Rudi Rasschaert: It can certainly be considered to have some scenary or other filling of that space, but I believe we have first other priorities to develop.
Patrick:You had a successful transformation of Air Race into DreamCatcher. Will other “obsolete” attractions such as El Paso and Indiana River undergo a similar action?
Rudi Rasschaert: At this moment there are no plans for any update or even closing of these rides. Indiana River is still very popular, so at this moment there is not yet the need for a makeover.
Patrick: With the opening of Desperado City you had a risky but successful investment. The disadvantage we see is the low repetition value. Can we expect some updates here?
Rudi Rasschaert: We are for sure considering to have some upgrades in the future to make this ride ‘hot’ again. But at this point in time there are still people discovering it for the first time, or willing to ride it again. So we will wait some while before investing in it.
Patrick: Bobbejaanland is known for the daring innovations, and the purchase of prototype attractions, although it can have risks as well. What’s your position on this?
Rudi Rasschaert: It is true that Bobbejaanland has invested in original attractions. We take the dent with the bump: a lot of attention for a new type of attraction versus the bugs they might have. But in almost every case all these issues were very quickly fixed.
Patrick: Is not it safer to play it safe?

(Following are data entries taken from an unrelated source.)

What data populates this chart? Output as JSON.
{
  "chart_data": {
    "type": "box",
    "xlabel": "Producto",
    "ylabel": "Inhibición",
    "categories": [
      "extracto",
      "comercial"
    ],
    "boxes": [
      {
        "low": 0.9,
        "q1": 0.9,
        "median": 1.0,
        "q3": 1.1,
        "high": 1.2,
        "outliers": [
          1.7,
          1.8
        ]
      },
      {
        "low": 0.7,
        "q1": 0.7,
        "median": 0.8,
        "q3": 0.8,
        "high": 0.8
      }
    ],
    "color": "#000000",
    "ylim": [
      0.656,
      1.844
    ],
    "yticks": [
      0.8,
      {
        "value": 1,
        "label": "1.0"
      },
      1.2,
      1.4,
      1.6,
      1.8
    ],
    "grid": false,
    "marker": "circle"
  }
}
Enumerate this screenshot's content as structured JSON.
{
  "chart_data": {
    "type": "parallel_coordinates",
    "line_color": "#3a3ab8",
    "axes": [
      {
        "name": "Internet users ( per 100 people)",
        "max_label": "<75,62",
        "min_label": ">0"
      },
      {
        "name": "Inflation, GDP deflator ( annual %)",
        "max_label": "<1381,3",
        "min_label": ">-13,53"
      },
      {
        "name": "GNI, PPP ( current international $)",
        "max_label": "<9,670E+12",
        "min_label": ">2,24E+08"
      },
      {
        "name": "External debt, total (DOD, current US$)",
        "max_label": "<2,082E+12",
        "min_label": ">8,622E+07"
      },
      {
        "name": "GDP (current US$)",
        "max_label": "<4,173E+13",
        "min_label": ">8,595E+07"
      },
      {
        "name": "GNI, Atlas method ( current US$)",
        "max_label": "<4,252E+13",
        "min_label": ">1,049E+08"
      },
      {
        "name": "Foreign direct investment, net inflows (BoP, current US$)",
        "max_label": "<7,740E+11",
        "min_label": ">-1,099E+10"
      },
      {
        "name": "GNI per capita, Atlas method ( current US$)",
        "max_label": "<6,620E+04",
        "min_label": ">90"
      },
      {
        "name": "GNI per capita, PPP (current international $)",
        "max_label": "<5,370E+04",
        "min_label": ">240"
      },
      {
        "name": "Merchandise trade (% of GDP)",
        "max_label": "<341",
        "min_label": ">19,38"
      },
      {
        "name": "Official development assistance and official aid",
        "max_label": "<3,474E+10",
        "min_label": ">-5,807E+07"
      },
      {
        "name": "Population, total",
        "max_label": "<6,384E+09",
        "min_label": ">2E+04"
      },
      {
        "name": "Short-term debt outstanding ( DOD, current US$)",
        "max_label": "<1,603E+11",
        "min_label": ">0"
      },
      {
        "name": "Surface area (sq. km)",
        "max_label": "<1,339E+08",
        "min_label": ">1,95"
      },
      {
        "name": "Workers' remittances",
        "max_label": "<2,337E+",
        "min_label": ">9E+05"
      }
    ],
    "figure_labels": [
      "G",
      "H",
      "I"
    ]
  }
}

Rudi Rasschaert: Obviously it is important for a park to have a big hit, preferable with a “first time ride”. We have done this in the past several times successfully. But we have to be careful; we need to make sure that a new ride will “fit” into the park, that it complies to the general atmosphere of the park. It must reflect what people expect and want. In the long term this is much more important than having the scoop itself.
Patrick: How important is a mascot for the recognition of a park?
Rudi Rasschaert: A mascot can not bear the entire identity of the park. We should see a mascot as a recognition towards the public. But of course for children it is very important to have one, also to ensure merchandising. We start this season with the Fun Brigade, a concept that symbolizes both the park and its 50 attractions, and in the short term this will be translated into 4 concrete figures that you can meet in the park.
Patrick: Bobbejaanland is one of the few parks with a lot of indoor activity. For a country like Belgian, we could even state the park is “rain-safe”. But is this a requirement when choosing new rides?
Rudi Rasschaert: It seems logical that a good balance between indoor and outdoor rides must exist, so we certainly keep this in mind when deciding on which new ride would be built. Even with rain, you give people a reason to come to Bobbejaanland. Theme parks are heavily dependent on the weather anyway, and there we simply have no control. So all we can do, is trying to neutralize that factor as much as possible.
Patrick: Are winter openings not possible with so many indoor attractions?
Rudi Rasschaert: Perhaps – that is certainly a direction we are currently having a look at. But it requires much effort at all levels and therefore it is not always profitable.
But in case you wonder, we have no technical limitations to move forward on this concept.
Patrick: How do you see Bobbejaanland evolve in the coming years?
Rudi Rasschaert: We continue to invest in new attractions, well-trained staff and experience, a policy that we have years and who is successful to date. Especially in terms of events there are many possibilities, and people from the Netherlands to convince them to re-discover park.
Patrick: Can a park as Bobbejaanland grow any further?
Rudi Rasschaert: Yes. Look at the phenomenal growth rates of last season. Unlimited growth is of course not possible, but currently there is certainly margin for further growth.
Patrick: Does Bobbejaanland miss international charisma to attract more people from over the borders?
Rudi Rasschaert: I believe that in Belgium none of the parks have enough charisma to attract foreigners. Although we should not be to tough on ourselves: Bobbejaanland attracts 100.000 of German and Dutch visitors, which is not that bad at all.
Patrick: Thank you for your time. We wish Bobbejaanland and yourself a fantastic 2010 season.